CELEX: 62010TN0389
Language: en
Date: 2010-09-13 00:00:00
Title: Case T-389/10: Action brought on 13 September 2010 — SLM v Commission

6.11.2010   
            
            
               EN
            
            
               Official Journal of the European Union
            
            
               C 301/46
            
         Action brought on 13 September 2010 — SLM v Commission
   (Case T-389/10)
   ()
   2010/C 301/74
   Language of the case: Italian
   
      Parties
   
   
      Applicant: Siderurgica Latina Martin SpA (SLM) (Ceprano, Italy) (represented by: G. Belotti, lawyer, and F. Covone, lawyer)
   
      Defendant: European Commission
   
      Form of order sought
   
   The applicant claims that the General Court should:
   
               —
            
            
               annul Commission Decision C(2010) 4387 final, adopted on 30 June 2010 in Case COMP.38.344 — Pre-stressing steel;
            
         
               —
            
            
               in the alternative, reduce the fine imposed.
            
         
      Pleas in law and main arguments
   
   The decision contested in the present proceedings is the same as that contested in Case T-385/10 Arcelormittal Wire France and Others v Commission.

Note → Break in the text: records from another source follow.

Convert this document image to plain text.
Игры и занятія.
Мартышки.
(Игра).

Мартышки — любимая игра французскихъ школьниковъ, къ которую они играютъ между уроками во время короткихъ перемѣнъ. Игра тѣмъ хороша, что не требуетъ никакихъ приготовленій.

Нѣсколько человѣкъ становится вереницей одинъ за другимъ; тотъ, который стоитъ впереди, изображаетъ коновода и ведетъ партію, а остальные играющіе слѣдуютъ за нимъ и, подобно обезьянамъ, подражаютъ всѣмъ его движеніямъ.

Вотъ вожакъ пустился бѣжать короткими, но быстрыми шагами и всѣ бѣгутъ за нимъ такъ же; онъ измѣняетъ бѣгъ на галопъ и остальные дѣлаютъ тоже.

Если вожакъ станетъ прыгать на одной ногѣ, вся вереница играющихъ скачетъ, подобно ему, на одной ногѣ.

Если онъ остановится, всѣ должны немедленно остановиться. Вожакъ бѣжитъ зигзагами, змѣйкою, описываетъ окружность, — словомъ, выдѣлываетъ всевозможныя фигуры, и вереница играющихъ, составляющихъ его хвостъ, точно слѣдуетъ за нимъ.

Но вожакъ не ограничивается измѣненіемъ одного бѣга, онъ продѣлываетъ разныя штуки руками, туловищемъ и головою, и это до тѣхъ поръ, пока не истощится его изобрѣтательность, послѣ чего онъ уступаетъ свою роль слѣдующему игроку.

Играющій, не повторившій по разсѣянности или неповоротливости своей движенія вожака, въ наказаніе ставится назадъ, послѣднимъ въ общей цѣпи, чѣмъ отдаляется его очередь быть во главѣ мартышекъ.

   The applicant company submits:
   
                
            
            
               In support of its claim that the decision should be annulled: the unusual and unjustifiable length of the administrative procedure, which seriously compromised the applicant’s exercise of the rights of defence, especially in relation to the facts of the two-year period from 1997 to 1999, that is to say, facts pre-dating by 10 years the statement of objections of September 2008.
            
         
                
            
            
               In support of its claim that the fine should be reduced:
               
                            
                        
                        
                           Failure to state adequate reasons for the quantification of the penalty, in so far as it remains unclear on the basis of which calculation and which turnover the Commission penalised the applicant.
                        
                     
                            
                        
                        
                           Breach of the upper limit of 10 % of turnover.
                        
                     
                            
                        
                        
                           Failure to state adequate reasons for the increases applied.
                        
                     
                            
                        
                        
                           Misapplication of the 2006 Guidelines on the setting of fines, and also the 1998 Guidelines, in force not only at the material time, but also during the first four years of the procedure.
                        
                     
                            
                        
                        
                           Erroneous assessment of the duration of the applicant’s participation in the cartel, not based on objective findings.
                        
                     
                            
                        
                        
                           Failure on a number of occasions to take account of mitigating circumstances: the demonstrably secondary role played by the applicant in the events at issue; the applicant’s limited market share; and the ineffectiveness of the cartel.
                        
                     
                            
                        
                        
                           The Commission is now time-barred, since no measure was adopted to stop time from running during the five-year period following the surprise inspection.